In the wild wolf packs behave more like family units, with parents and children. Any leadership roles demonstrated from parents to pups do not involve any fighting as ‘the youngsters naturally follow their parents lead’ Mech 2008

Wolves rely on the pack as a team for hunting and therefore for survival. Any aggressive displays of dominance would be a waste of precious energy and may cause injury which would hinder the packs ability to survive.

In addition to this, village dogs who have also evolved from the same ancestor as wolves and dogs have are not pack animals at all. They rely on scavenging for their food as discussed by Coppinger in his book ‘Dogs’. Being alone means you don’t have to share your precious food finds!

In a recent article entitled ‘Whatever happened to the term Alpha Wolf’ written by L. David Mech, Mech discusses the decline of the use of the word ‘alpha’ in books and articles about wolves. He further discusses that ‘Rather than viewing a wolf pack as a group of animals organised with a ‘top dog’ that fought its way to the top, or a male-female pair of such aggressive wolves, science has come to understand that most wolf packs are merely family groups formed exactly the way human families are formed’ Mech 2008.

Domestic dogs like wolves are social animals and thrive in company. They have adapted to live in family units with us.

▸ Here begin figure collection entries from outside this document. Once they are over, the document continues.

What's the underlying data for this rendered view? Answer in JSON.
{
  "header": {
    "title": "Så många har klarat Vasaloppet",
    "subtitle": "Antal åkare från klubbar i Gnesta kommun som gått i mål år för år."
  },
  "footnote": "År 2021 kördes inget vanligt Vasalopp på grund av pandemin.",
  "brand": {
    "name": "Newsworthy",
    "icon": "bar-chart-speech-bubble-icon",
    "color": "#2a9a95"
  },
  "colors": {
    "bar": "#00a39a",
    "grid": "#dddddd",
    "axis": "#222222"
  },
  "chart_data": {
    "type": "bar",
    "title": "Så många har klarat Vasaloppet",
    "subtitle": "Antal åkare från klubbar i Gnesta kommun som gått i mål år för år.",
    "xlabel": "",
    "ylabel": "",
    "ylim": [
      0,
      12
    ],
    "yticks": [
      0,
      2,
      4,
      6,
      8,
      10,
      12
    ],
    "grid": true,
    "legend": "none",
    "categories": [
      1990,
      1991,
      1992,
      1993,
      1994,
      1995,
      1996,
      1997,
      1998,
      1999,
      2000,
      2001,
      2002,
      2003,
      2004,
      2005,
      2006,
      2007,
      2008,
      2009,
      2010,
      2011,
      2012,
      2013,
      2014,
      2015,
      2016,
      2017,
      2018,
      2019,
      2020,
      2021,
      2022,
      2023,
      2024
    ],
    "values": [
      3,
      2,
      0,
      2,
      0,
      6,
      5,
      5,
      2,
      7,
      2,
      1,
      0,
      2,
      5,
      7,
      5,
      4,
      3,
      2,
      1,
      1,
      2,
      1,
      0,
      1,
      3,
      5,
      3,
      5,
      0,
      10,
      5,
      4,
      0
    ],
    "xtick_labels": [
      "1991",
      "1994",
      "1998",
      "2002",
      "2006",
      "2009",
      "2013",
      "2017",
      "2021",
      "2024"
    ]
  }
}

Unfortunately, the influence of the research in the 1970’s despite being disproved still circulates widely among dog owners and professionals. The term ‘Alpha’ is used to describe the leader of the pack, and owners and professionals who subscribe to the pack theory of dog training believe that our dogs are trying to take the role of the ‘Alpha’ (and be the leader of the pack) and we as human owners should keep that role for ourselves with constant shows of dominance as demonstrated by the wolves in captivity.

David Ryan says ‘The “pack” and “dominance” theory of domestic dogs is a harmful meme. It prevents many owners understanding their dogs, causes untold misery for both and is perpetuated by well-meaning but uninformed dog trainers around the world. It is proving extremely resistant to extinction.’

The pack theory has become so popular that it has been televised by celebrity dog trainers and touted as a cure all in texts by dog professionals. It is a quick fix and easy to understand. It is much more simplistic than learning theory and in some cases can be seen to work temporarily, usually where a dog has shut down.

In reality dog training and the solving of behavioural problems can take weeks if not months of very slow progress which does not appeal to dog owners and does not make good TV!

The pack theory followers suggest that we assert our authority by eating before our dogs, going through doorways before our dogs, and pinning our dogs to the ground with an ‘Alpha roll’ should they misbehave.

The ‘Alpha roll’ in particular will have an extremely negative impact on our dogs and the relationship between dogs and their owners. Our dogs will not understand what we are doing when we try to ‘Alpha roll’ then, and if they feel threatened and scared they may be forced to defend themselves and may growl, snap or bite at their owner.

Our dogs know we are not dogs. Our dogs are no longer wolves, they shared an ancestor with wolves many thousands of years ago. Wolves survive by hunting as a team, our dogs survive by scavenging and eating the food we provide. Any similarities between wolves and dogs lie primarily in their means of communication but cleverly our domestic dogs have evolved ways of communicating with us which wolves do not have.